Xavier Serra's dissertation (http://mtg.upf.edu/files/publications/PhD-Thesis-1989-xserra.pdf) does partial tracking and synthesis and then subtracts that signal from the original in the frequency domain. If the phase is preserved it can be subtracted in the time domain.
If I have to implement this myself I would probably use sigmund~ and do the subtraction inside a pfft~ patch. I know that in Serra's paper he smooths out the noise as a smooth frequency contour so the general shape of the stochastic part is preserved and made more conducive to transformation through a simpler representation.

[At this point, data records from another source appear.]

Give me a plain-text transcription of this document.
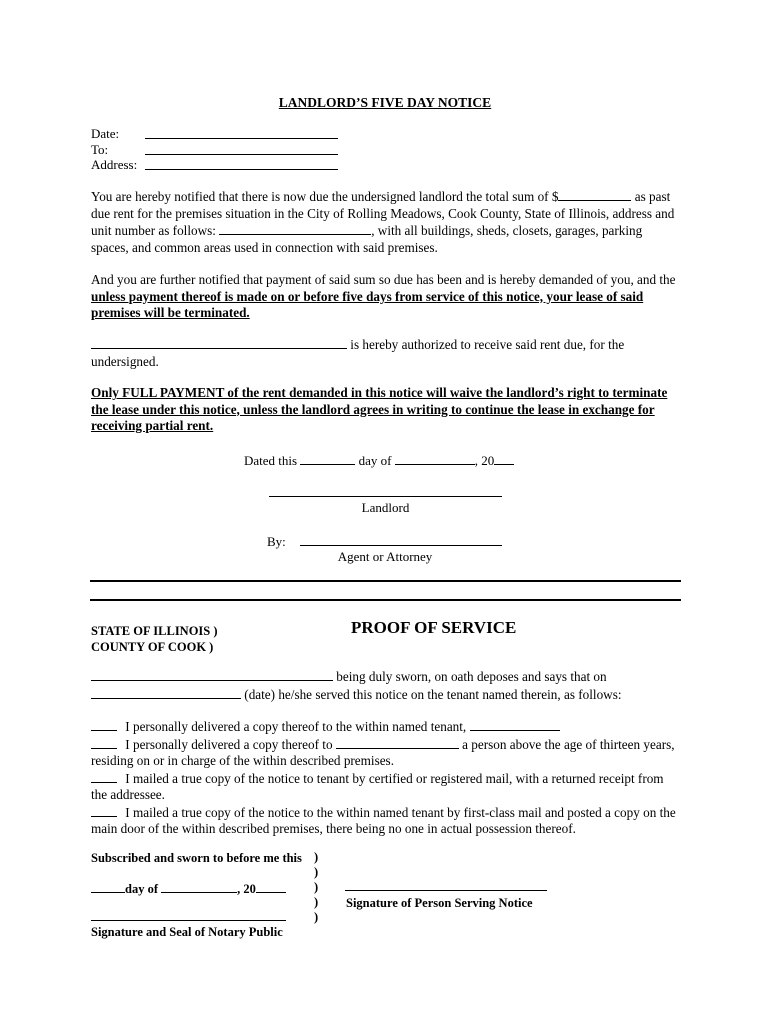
LANDLORD’S FIVE DAY NOTICE
Date:
To:
Address:
You are hereby notified that there is now due the undersigned landlord the total sum of $	as past due rent for the premises situation in the City of Rolling Meadows, Cook County, State of Illinois, address and unit number as follows:	, with all buildings, sheds, closets, garages, parking spaces, and common areas used in connection with said premises.
And you are further notified that payment of said sum so due has been and is hereby demanded of you, and the unless payment thereof is made on or before five days from service of this notice, your lease of said premises will be terminated.
is hereby authorized to receive said rent due, for the undersigned.
Only FULL PAYMENT of the rent demanded in this notice will waive the landlord’s right to terminate the lease under this notice, unless the landlord agrees in writing to continue the lease in exchange for receiving partial rent.
Dated this	day of	, 20
Landlord
By:
Agent or Attorney
STATE OF ILLINOIS )
COUNTY OF COOK )
PROOF OF SERVICE
being duly sworn, on oath deposes and says that on
(date) he/she served this notice on the tenant named therein, as follows:
I personally delivered a copy thereof to the within named tenant,
I personally delivered a copy thereof to	a person above the age of thirteen years, residing on or in charge of the within described premises.
I mailed a true copy of the notice to tenant by certified or registered mail, with a returned receipt from the addressee.
I mailed a true copy of the notice to the within named tenant by first-class mail and posted a copy on the main door of the within described premises, there being no one in actual possession thereof.
Subscribed and sworn to before me this )
)
)
)
)
day of	, 20
Signature of Person Serving Notice
Signature and Seal of Notary Public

I will probably try this out but maybe someone has a better implementation already made?
I'm only using this so that I can highlight partials and do time streching with the oscillator control data sigmund~ gives but to add a little realism to the signal.
It would also be nice to somehow avoid all the craziness sigmund~ produces during more turbulent parts of the signal (attacks), perhaps changing the noise/sinusoidal mix depending on amplitude fluctuations and zero crossing rate(noisiness)?
Any thoughts are much appreciated. I'm not wedded to using sigmund~ but something that'll give me control data for a collection of oscillators would be ideal while giving me the residual.
My final question is, how about that phase information on the sinusoidal part? Although I know it doesn't matter perceptually, I would like a way of preserving this because of my project's technical needs (I'm too much of a noob to implement partial tracking myself).
bump!
Just wondering if anybody else has tried this or have an implementation of it in max. Today I tried frequency domain subtraction to remove sinusoidal components (from the sigmund partial tracking patch) and I must say it works quite well! You can retain just the attack/noise or add both signals together to reconstruct the original signal roughly.
Constructing some simple model of the noise component would be nice, in Serra's thesis he used filtered noise with the overall shape of the noise spectrum modeled with a break-point function I think.
Hello digiology, I am very interested in this question !
I found X. Serra's work some month before, and I would really like to be able to test the harmonic/noise separation in Max!
Do you have an implementation of your work ?
Hey jebb,
I posted an implementation in this thread: https://cycling74.com/forums/monophonic-pitch-shift-real-time-timbre-neutral you can ignore the pitch shifting part.
You'll need the sigmund~ external. Because this doesn't retain the phase the subtraction has to be done in the frequency domain (in a pfft~ object).
The sine wave model isn't perfect but listening to the noise part on its own is surprisingly good if you're looking for that effect.
Hey digiology,
Thanks for the answer . Unfortunately, I cannot do any test because I don't have a Mac, and sigmund~ isn't available for win.
Do you think you could test your separation tool with the file bourdon8.wav that I've posted on :
https://cycling74.com/forums/partial-tracking-for-noise-reduction
It is normal that the SNR is the low (I choose on purpose this one, from all the samples that I've recorded, because this is one with the lowest SNR!)
Thanks a lot
sigmund~ is available for Max on Windows, compiled by Rob Clouth. you can find it at maxobjects.com:
http://www.maxobjects.com/?v=objects&id_objet=4713
I've used residual noise in non-realtime quite a bit, so I know what you're after. (SPEAR works in non-realtime.)
I wonder if you could skip sigmund~ and go straight at some kind of statistical analysis of the fft~. Maybe zero out bins that are much louder than the surrounding bins? Or, set some kind of limiter on bin amplitude... perhaps low-passing the amplitude stream in pfft~?